Why?!!! Are you just trying to make it difficult on yourself?!
One unit of CPU work done in Update() costs PRECISELY the same amount as if it is done anywhere else.
The reason: from the C# scripting perspective, Unity is single-threaded. No really, go back and read that again. SINGLE threaded. One thing must complete executing before the next can happen, and ALL the things must complete before the next frame is rendered.
If you doubt me, here is some timing diagram help:
https://docs.unity3d.com/Manual/ExecutionOrder.html
Note how ALL the Update()s are called, THEN the coroutines are processed. Every single frame.
I don’t know exactly where this fetish for “get it out of the Update()” loop began but it leads to horrible code.
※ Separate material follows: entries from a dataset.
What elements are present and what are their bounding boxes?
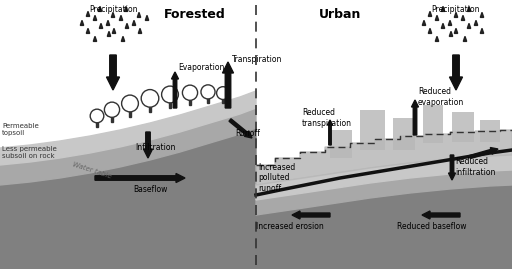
Bar [452, 112, 474, 142]
Text: Permeable
topsoil: Permeable topsoil [2, 123, 39, 136]
Polygon shape [80, 20, 83, 25]
Text: Precipitation: Precipitation [89, 5, 137, 14]
Polygon shape [435, 15, 439, 20]
Polygon shape [0, 128, 256, 269]
Polygon shape [450, 31, 453, 36]
Text: Reduced
transpiration: Reduced transpiration [302, 108, 352, 128]
Text: Forested: Forested [164, 8, 226, 21]
Polygon shape [98, 6, 102, 11]
Polygon shape [93, 15, 97, 20]
Circle shape [182, 85, 198, 100]
Polygon shape [422, 20, 425, 25]
Polygon shape [429, 28, 432, 33]
Polygon shape [441, 6, 445, 11]
Text: Water table: Water table [72, 161, 113, 179]
Bar [207, 94, 209, 103]
Bar [480, 120, 500, 142]
Bar [222, 95, 224, 103]
FancyArrow shape [95, 174, 185, 182]
Text: Infiltration: Infiltration [135, 143, 176, 152]
Polygon shape [87, 11, 90, 16]
Text: Reduced baseflow: Reduced baseflow [397, 222, 467, 231]
Text: Baseflow: Baseflow [133, 185, 167, 194]
Polygon shape [467, 23, 471, 29]
Polygon shape [463, 36, 466, 41]
Polygon shape [429, 11, 432, 16]
Polygon shape [454, 28, 458, 33]
Polygon shape [121, 36, 125, 41]
FancyArrow shape [449, 155, 456, 180]
FancyArrow shape [106, 55, 119, 90]
Polygon shape [0, 108, 256, 185]
Circle shape [122, 95, 138, 112]
FancyArrow shape [223, 62, 233, 108]
Polygon shape [480, 12, 484, 17]
Polygon shape [112, 28, 116, 33]
FancyArrow shape [292, 211, 330, 219]
Text: Less permeable
subsoil on rock: Less permeable subsoil on rock [2, 146, 57, 158]
Polygon shape [119, 15, 123, 20]
Circle shape [90, 109, 104, 123]
Circle shape [162, 86, 178, 103]
Polygon shape [111, 12, 115, 17]
Bar [393, 118, 415, 150]
Bar [330, 130, 352, 158]
FancyArrow shape [143, 132, 153, 158]
Bar [168, 97, 172, 108]
Bar [360, 110, 385, 150]
Polygon shape [93, 36, 97, 41]
FancyArrow shape [412, 100, 418, 135]
FancyArrow shape [422, 211, 460, 219]
Polygon shape [145, 15, 148, 20]
Polygon shape [137, 12, 141, 17]
Text: Runoff: Runoff [235, 129, 260, 137]
Polygon shape [256, 170, 512, 215]
Text: Precipitation: Precipitation [432, 5, 480, 14]
Text: Increased
polluted
runoff: Increased polluted runoff [258, 163, 295, 193]
Text: Reduced
evaporation: Reduced evaporation [418, 87, 464, 107]
Polygon shape [106, 20, 110, 25]
Bar [129, 106, 131, 116]
Polygon shape [454, 12, 458, 17]
Polygon shape [99, 23, 103, 29]
Polygon shape [474, 20, 478, 25]
Polygon shape [441, 23, 445, 29]
Circle shape [217, 87, 229, 100]
Bar [189, 95, 191, 104]
Polygon shape [449, 20, 452, 25]
Circle shape [201, 85, 215, 99]
Circle shape [104, 102, 120, 117]
Polygon shape [435, 36, 439, 41]
Polygon shape [108, 31, 111, 36]
Bar [423, 105, 443, 143]
Polygon shape [461, 15, 465, 20]
FancyArrow shape [450, 55, 462, 90]
Polygon shape [125, 23, 129, 29]
Polygon shape [256, 185, 512, 269]
FancyArrow shape [172, 72, 179, 108]
FancyArrow shape [470, 148, 498, 158]
FancyArrow shape [229, 119, 252, 138]
Polygon shape [87, 28, 90, 33]
Polygon shape [480, 28, 484, 33]
Polygon shape [467, 6, 471, 11]
Bar [111, 112, 113, 122]
Bar [148, 101, 152, 112]
Polygon shape [0, 91, 256, 165]
Polygon shape [256, 130, 512, 185]
Text: Evaporation: Evaporation [178, 63, 224, 73]
Text: Reduced
infiltration: Reduced infiltration [455, 157, 496, 177]
Polygon shape [256, 155, 512, 200]
FancyArrow shape [328, 120, 332, 145]
Bar [96, 118, 98, 126]
Polygon shape [124, 6, 127, 11]
Text: Increased erosion: Increased erosion [256, 222, 324, 231]
Polygon shape [138, 28, 142, 33]
Polygon shape [132, 20, 136, 25]
Text: Transpiration: Transpiration [232, 55, 283, 65]
Text: Urban: Urban [319, 8, 361, 21]
Circle shape [141, 90, 159, 107]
If you check something every frame in a coroutine, that is exactly as expensive as putting it in Update(), but now you have confused your code if a coroutine doesn’t actually model what you’re trying to do.
If something is appropriately “fired off and forgotten,” then maybe it belongs in a coroutine. Nothing ever MUST be in a coroutine, and there is rarely any performance benefit to it.
You can still use coroutines anywhere you like. It’s up to you. Somebody has to “run” them. Bare classes cannot run coroutines, but they can certainly hand back IEnumerators, which other things can “run,” things like MonoBehaviors.
But if you prefer, you can take an IEnumerator and “pump” it yourself periodically by calling .MoveNext(). That’s all a MonoBehavior does, nothing more, nothing less. That’s why you don’t get any magical benefit because you stuck something in a coroutine. It is still executed by precisely the same CPU thread as if it were in Update(). Honest!